In December, as state “right-to-die” legislation was being debated, the Massachusetts Medical Society dropped its long-held opposition to physician-assisted suicide, adopting an oxymoronic position of neutral engagement. The California Medical Association approved a similar stance in June 2015, a decision that paved the way for passage of the state’s End-of-Life Option Act. State medical associations in Colorado, Vermont, and Maine have followed suit.
I am not the only doctor who recoils at the idea of writing prescriptions for patients to use in ending their lives. These days, however, many of my fellow physicians are too disengaged to feel strongly one way or the other, or simply can’t imagine how things could be different.
In today’s high-tech medicine, doctors treat disease. Patients’ well-being gets short shrift. When disease can no longer be kept at bay, modern medicine tends to give up altogether. If that sounds cynical, consider that in the wake of its own researchers uncovering serious systemic deficiencies in end-of-life care, UCLA actively moved to the forefront of institutions offering lethal prescriptions to eligible patients.
To its credit, the medical center’s protocol makes referral to palliative care and hospice a requirement for medical aid in dying. The cruel irony is that requesting a lethal prescription is now the surest way for UCLA patients to access the benefits of these specialized services at the most difficult times in their lives.
People who argue for the right to die invariably relate one or more stories of people they loved who died badly — tethered to machines in an intensive care unit or left to languish in a nursing home with their pain and emotional suffering ignored. It’s easy to understand how people in such situations would want to be freed from such anguish. Yet so much of that kind of suffering could have been avoided with good care.
Casting physician-hastened death as a freedom is disingenuous at best. If doctors don’t communicate with you about your condition and listen to your priorities, if they are unskilled in alleviating your pain, if medical bills are bankrupting your family, asking to die may be entirely rational. As the lyric goes, “Freedom’s just another word for nothing left to lose.”
I’m not expecting my profession to repent for its sins. I am, however, ever hopeful that doctors will once again rise to socially responsible leadership. We need to refocus on the fundamentals of human caring and recommit to caring well for people from birth all the way through to death. Here are some of the things that organized medicine could do to correct deficiencies that cause so many people to suffer needlessly at the ends of their lives:
- Draft public policies to fix longstanding flaws in clinical training and monitor members’ practices for quality indicators of excellent end-of-life care.
- Compel hospitals to institute robust palliative care programs.
- Champion regulatory reform to increase minimum staffing in nursing homes and rescind the licenses of facilities that repeatedly fail to meet their residents’ basic needs.

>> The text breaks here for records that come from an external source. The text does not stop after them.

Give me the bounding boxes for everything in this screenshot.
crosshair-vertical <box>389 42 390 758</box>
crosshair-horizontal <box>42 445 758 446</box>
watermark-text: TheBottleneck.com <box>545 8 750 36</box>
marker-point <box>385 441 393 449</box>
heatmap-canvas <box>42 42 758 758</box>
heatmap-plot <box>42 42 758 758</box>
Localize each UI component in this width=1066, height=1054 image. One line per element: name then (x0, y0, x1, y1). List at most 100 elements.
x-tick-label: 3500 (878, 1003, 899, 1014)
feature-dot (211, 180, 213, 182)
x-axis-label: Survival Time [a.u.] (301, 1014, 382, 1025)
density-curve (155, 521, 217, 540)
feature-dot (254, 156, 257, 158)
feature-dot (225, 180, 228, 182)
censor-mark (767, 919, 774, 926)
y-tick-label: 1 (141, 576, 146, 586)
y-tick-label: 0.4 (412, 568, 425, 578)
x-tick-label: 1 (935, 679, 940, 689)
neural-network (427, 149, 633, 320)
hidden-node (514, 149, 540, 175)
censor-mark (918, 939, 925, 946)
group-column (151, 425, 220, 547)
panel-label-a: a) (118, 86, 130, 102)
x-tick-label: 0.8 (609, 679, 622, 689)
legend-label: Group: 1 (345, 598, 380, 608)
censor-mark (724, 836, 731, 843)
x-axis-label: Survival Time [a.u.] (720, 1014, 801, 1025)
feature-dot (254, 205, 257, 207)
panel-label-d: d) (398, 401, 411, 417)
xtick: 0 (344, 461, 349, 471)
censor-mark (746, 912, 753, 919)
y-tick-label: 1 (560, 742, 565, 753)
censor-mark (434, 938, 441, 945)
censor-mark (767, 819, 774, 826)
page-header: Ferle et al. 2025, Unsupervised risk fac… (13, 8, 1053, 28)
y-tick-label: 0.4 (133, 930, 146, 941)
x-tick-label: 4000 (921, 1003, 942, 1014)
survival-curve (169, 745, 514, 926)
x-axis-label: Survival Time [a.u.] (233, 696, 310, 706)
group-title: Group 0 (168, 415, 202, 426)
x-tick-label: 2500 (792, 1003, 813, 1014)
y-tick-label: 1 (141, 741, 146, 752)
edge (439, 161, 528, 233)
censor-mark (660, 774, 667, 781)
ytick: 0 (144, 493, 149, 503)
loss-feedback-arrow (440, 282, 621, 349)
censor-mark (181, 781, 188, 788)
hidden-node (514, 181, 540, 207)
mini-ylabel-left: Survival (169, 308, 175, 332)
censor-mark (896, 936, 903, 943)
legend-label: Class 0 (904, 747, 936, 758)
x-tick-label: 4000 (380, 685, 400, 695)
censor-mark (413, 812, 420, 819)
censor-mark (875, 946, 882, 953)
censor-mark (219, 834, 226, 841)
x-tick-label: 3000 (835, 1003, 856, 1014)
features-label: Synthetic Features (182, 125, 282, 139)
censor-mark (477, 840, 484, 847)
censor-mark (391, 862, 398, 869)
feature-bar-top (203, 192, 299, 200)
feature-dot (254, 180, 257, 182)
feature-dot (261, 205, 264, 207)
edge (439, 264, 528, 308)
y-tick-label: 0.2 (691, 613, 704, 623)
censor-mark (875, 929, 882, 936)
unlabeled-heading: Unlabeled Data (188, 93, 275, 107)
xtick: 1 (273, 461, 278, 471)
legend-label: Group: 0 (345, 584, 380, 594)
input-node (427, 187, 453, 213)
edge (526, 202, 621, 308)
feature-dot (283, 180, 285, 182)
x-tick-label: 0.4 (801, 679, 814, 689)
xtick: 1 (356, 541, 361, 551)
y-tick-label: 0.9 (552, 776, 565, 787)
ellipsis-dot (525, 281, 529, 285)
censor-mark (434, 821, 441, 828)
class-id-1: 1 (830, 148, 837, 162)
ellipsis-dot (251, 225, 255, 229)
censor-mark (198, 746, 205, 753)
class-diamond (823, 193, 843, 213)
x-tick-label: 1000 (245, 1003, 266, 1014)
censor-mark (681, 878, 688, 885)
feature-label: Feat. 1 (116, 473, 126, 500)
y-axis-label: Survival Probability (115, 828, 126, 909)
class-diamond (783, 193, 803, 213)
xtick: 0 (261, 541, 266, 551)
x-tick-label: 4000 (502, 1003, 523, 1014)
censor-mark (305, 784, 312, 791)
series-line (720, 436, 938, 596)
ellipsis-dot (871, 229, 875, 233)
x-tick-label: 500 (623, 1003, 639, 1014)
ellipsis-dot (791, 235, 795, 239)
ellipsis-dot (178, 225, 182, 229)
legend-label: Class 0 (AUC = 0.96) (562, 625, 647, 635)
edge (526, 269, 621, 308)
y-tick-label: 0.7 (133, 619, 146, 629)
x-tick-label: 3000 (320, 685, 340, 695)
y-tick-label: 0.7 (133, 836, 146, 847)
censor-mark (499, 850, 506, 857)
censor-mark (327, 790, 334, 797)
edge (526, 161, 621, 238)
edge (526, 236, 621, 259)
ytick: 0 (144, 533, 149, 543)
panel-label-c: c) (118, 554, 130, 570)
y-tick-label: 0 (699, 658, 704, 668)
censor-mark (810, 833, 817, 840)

- Draft legislation to require Medicare and insurance companies to allow patients to receive hospice care while they are being treated for late-stage cancer or organ failure.
Physicians’ opinions will remain divided over the issue of pre-empting death. Those differences need not stop us from making it possible to care for our patients skillfully, with kindness and compassion, through the end of life.
Ira Byock, M.D., is a palliative care physician and chief medical officer of the Institute for Human Caring of Providence St. Joseph Health based in Torrance, Calif. His books include “Dying Well” and “The Best Care Possible.”